Ready to Fire the Sales Team (again)?
Updated: Jul 2, 2020
Market Development vs. Business Development:
Do You Know the Difference?
Although these two titles and responsibilities appear to be the same they are not. Making this assumption is where the misunderstanding of the begins. Both roles are necessary at different times in the technology adoption curve to achieve Product-Market Fit (PMF). Market development consists of researching the market to gain the knowledge and insight into its current state as it pertains to the viability of your current solution. Early-stage companies should establish this market status first. Larger, later-stage companies should revisit this when they have a new product or service they are looking to launch. It's typically not a product marketing type of person who can fulfill this function. It takes a highly skilled person who has both sales and marketing experience; we call them Smartketeers™ - market-oriented salespeople.
Market development does not create immediate revenue so the next big mistake companies make is to set revenue metric KPI’s on market development activities. This is better reserved as part of the business development efforts once the market fit is fleshed out and early adopter trials begin.
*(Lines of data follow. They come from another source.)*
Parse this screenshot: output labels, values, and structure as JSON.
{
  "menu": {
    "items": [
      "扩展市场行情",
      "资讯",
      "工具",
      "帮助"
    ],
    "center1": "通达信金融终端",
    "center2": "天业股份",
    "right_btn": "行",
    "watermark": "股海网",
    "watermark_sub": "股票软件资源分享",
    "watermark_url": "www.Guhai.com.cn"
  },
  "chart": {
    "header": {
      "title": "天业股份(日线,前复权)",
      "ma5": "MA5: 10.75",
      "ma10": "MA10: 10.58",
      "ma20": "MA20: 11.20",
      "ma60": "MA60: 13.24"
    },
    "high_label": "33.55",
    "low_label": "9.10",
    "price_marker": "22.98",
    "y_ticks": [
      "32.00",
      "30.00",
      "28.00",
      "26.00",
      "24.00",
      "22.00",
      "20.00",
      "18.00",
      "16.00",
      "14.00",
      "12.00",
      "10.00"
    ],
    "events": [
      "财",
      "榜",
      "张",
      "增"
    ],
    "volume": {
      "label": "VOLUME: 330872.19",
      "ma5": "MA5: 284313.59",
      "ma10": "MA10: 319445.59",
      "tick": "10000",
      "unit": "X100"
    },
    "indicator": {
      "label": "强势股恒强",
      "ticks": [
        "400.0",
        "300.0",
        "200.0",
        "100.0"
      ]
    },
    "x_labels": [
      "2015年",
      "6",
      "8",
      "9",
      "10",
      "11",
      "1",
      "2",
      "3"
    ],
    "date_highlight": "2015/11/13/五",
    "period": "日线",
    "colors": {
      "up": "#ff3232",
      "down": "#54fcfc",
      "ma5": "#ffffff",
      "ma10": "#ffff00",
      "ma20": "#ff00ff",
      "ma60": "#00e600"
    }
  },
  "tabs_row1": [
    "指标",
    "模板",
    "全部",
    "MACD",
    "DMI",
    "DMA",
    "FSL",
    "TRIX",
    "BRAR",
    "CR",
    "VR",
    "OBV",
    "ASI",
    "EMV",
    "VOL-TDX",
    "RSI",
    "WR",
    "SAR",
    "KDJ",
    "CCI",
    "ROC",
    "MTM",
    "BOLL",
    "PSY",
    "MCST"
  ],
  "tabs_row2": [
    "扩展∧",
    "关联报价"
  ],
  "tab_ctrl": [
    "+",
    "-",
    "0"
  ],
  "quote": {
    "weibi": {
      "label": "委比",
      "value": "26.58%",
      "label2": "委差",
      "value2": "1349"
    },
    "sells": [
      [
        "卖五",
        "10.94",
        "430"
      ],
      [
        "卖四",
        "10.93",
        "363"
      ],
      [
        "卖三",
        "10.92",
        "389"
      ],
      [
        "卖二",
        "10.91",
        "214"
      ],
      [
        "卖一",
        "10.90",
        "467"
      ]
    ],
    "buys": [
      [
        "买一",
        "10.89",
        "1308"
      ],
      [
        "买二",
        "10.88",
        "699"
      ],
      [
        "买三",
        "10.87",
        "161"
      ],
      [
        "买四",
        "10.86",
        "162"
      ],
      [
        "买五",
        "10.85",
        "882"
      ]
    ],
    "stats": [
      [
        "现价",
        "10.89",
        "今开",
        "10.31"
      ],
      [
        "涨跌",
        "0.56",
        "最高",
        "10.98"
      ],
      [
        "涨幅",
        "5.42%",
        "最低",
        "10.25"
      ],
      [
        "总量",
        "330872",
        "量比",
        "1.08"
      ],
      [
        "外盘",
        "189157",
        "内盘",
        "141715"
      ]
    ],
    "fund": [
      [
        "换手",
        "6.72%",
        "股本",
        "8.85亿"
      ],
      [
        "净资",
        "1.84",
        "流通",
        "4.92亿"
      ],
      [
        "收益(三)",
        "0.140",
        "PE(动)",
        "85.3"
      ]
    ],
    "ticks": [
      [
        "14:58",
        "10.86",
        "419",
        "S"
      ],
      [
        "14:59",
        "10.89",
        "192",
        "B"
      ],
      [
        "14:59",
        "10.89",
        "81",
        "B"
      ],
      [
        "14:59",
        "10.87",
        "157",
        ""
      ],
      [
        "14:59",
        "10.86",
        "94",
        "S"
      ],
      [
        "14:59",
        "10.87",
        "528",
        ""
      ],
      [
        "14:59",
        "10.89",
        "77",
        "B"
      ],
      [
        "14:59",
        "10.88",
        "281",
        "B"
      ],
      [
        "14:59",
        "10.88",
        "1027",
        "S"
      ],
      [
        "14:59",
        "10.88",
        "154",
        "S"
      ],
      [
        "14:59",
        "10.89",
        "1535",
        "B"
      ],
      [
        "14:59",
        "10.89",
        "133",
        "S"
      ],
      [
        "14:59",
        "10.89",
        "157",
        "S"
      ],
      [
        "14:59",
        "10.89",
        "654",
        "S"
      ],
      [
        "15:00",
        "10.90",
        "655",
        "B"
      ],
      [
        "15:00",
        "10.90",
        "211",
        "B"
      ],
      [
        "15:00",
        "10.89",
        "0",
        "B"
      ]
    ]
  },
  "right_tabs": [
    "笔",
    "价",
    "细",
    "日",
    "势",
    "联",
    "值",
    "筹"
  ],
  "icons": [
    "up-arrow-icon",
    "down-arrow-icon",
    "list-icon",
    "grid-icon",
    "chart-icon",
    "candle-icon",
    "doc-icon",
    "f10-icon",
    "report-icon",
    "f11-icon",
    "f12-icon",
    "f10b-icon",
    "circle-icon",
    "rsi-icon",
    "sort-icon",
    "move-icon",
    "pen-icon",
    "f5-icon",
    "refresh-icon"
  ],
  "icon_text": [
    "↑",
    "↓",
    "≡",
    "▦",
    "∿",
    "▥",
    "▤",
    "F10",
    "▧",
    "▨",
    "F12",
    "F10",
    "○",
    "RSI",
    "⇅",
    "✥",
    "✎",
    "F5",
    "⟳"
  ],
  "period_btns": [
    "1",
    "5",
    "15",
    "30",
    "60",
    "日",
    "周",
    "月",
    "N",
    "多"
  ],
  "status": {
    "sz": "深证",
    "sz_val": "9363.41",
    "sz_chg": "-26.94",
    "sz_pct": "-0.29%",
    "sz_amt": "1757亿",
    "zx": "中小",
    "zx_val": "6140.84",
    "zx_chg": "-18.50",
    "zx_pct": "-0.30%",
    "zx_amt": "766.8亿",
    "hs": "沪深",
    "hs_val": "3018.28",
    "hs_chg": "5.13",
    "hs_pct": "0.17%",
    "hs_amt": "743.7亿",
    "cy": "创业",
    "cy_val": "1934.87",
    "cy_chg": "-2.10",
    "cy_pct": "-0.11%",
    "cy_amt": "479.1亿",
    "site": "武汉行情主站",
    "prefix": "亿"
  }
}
Even in the business development stage, KPI metrics should be based more on management by objectives (MBO’s), rather than pure revenue, until the company enters the ramp stage after crossing the chasm.
These market versus business development mistakes are commonly made by early to later-stage companies. The obvious marker for this issue is the hiring and firing of as many as two, three, or even 4 successive sales and marketing teams by the executives and their boards. Sales by definition is the lifeblood of any company, so it has the easiest and most tangible metric to measure performance by compared to any other part of the organization. As a result, we have seen numerous top-flight sales teams blamed for not achieving revenue goals only based on metrics. Lack of selling skills is often the 'reason' given for failure. The root cause of the lack of sales is incorrect PMF. Product Market Fit should be the first thing looked at before any blame is assigned.
The lack of or poor performance of sales is usually a clear symptom something else is wrong. The successive hiring and firing of salespeople is a clear indicator that the management team and its board do not understand where they are on the technology acceptance curve. It's rare to see bad sales or marketing professionals at these companies. What we have seen is that they are engaged in the company too early in its life cycle, pre-PMF. These teams are best hired after crossing the chasm, post-PMF when the ramp stage occurs.
The reality is deploying the wrong type of resources at the wrong time leads to frustration from the CEO, its Founders, and the Board of Directors. If these entrepreneurs looked back at their prior successes or failures and carefully analyzed them, they would easily see what has lead to their respective outcomes. Many times the product is not tuned for the market or the market is not ready for the solution yet - there is no PMF. We have even seen in some cases both the product and the market are not ready! Understanding the difference outlined above will alleviate a tremendous amount of frustration and save precious capital.
It's inefficient and expensive to cycle through sales teams. Be patient, evaluate where you are with Product Market Fit, and bring on the best sales professionals in the industry once the chasm is crossed and the product is ready for the market. This could make the difference between success or failure of your endeavor.